Di dalam kitab alfiyah ibnu malik, terdapat nadhoman yang menjelaskan
tentang lafadz inna dengan fi’il fi’il nawasikh, sebagai berikut wa rubamas
tughniy ‘anha in bada ma nathiqun arodahu mu’tamida wal fi’lu in lam yaku
nasikhan fala tulfihi gholiban bi in dziy mushila wa in tukhoffaf anna fashumas
takan wal khobaroj’al jumlatan min ba’di an
وَرُبَمَا اسْتُغْنِيَ عَنْهَا اِنْ بَدَا
مَانَاطِقٌ اَرَادَهُ مُعْتَمِدَا
Artinya : Dan terkadang
diucapkan tanpa menyebutkan lam ibtida’ apabila makna dikehendaki sudah jelas
dengan cara mutakallim berpegangan pada suatu qorinah.
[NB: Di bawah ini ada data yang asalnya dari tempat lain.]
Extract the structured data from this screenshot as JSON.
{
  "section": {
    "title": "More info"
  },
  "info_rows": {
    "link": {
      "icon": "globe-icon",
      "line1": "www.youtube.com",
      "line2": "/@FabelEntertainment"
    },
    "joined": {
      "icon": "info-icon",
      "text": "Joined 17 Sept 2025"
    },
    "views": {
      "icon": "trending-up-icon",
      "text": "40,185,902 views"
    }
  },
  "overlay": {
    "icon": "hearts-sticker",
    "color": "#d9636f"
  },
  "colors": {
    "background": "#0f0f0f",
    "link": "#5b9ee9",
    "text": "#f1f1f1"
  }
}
وَالْفِعْلُ اِنْ لَمْ يَكُ نَاسِخًا فَلَا تُلْفِيْهِ
غَلِبًا بِاِنْ ذِي مُوْصَلَا
Artinya : kalimat fi’il
apabila bukan termasuk amal nawasikh maka jangan ditemukan dengan in hasil
pentakhfifan dari inna)
وَاِنْ تُخَفَّفْ اَنَّ فَسْهُمَااسْتَكَنْ
وَالْخَبَرَ اجْعَلْ جُمْلَةَ مِنْ بَعْدِ اَنْ
Artinya : Apabila
lafadz anna ditakhfif maka isimnya harus berupa dhomir sya’an yang wajib
dibuang dan jadikanlah jumlah setelahnya anna sebagai khobarnya.
Penjelasan menurut
ustadz ahmad hamdani as sidani sebagai berikut
in mukhoffaf yang tidak beramal itu terkadang setelahnya tidak ada lam
ibtida’, demikian ini diperbolehkan apabila yang dimaksud mutakallim sudah
dimengerti oleh mukhottob bahwa in itu mukhoffaf minasy syaqiilah, bukan in
nafiyah, contoh inl haqqo la yakhfa ‘ala kulli dziy bashiroh. In pada lafadz
inl haqqo harus dianggap in mukhoffafah
minal syaqilah sebab apabila dianggap in nafiyah, maka murodnya terbalik (tidak
benar).
Nadhoman kedua (wal
fi’lu in lam yaku,,,) fi’il yang bukan fi’il nasikh (Fi’il yang merusak
mubtada’ khobar) itu tidak boleh ditemukan dengan inn mukhoffafah minal
tsaqilah, maka yang banyak fi’il bertemu dengan in mukhoffah itu fi’il nasikh
contoh وَاِنْ كَانَتْ لَكَبِيْرَةًwa in kanats lakabirotan, juga ada fi’il
tersebut bukan fi’il nasikh tetapi sedikit. Seperti kata sya’ir
شَلَّتْ يَمِيْنُكَ اِنْ قَتَلْتَ
لَمُسْلِمَا حَلَّتْ عَلَيْكَ عُقُوْبَةُ الْمُعْتَمَدِ
Artinya : “ Semoga
tangan kananmu lumpuh, karena sesungguhnya kamu telah membunuh orang isolam,
semua segera diturunkan padamu siksanya orang yang membunuh dengan sengaja.”
In pada lafadz in
qotalta adalah adalah in ukhoffafah minal tsaqilah, lafadz qoltalta bukan fi’il
nasikh
Nadhoman ketiga (wa in
tukhoffaf,,,) bila ada lafadz anna
ditakhfif (disukun nunnya) maka masih beramal merofa’kan isim dan menashobkan
khobar, tetapi isimnya harus berupa dhomir sya’n yang disimpan dan khobarnya
berupa jumlah setelahnya. Contoh عَلِّمْتُ اَنَّ زَيْدٌ قَائِمٌ‘allimtu aan zaidan qo imun, lafadz zaidun qoimun adalah jumlah
mubtada’ khobar menjadi khobarnya inna mukhoffafah, isimnya bermakna dhomir
yang bermakna sya’nun yang dhomir itu disimpan pada inna mukhoffafah.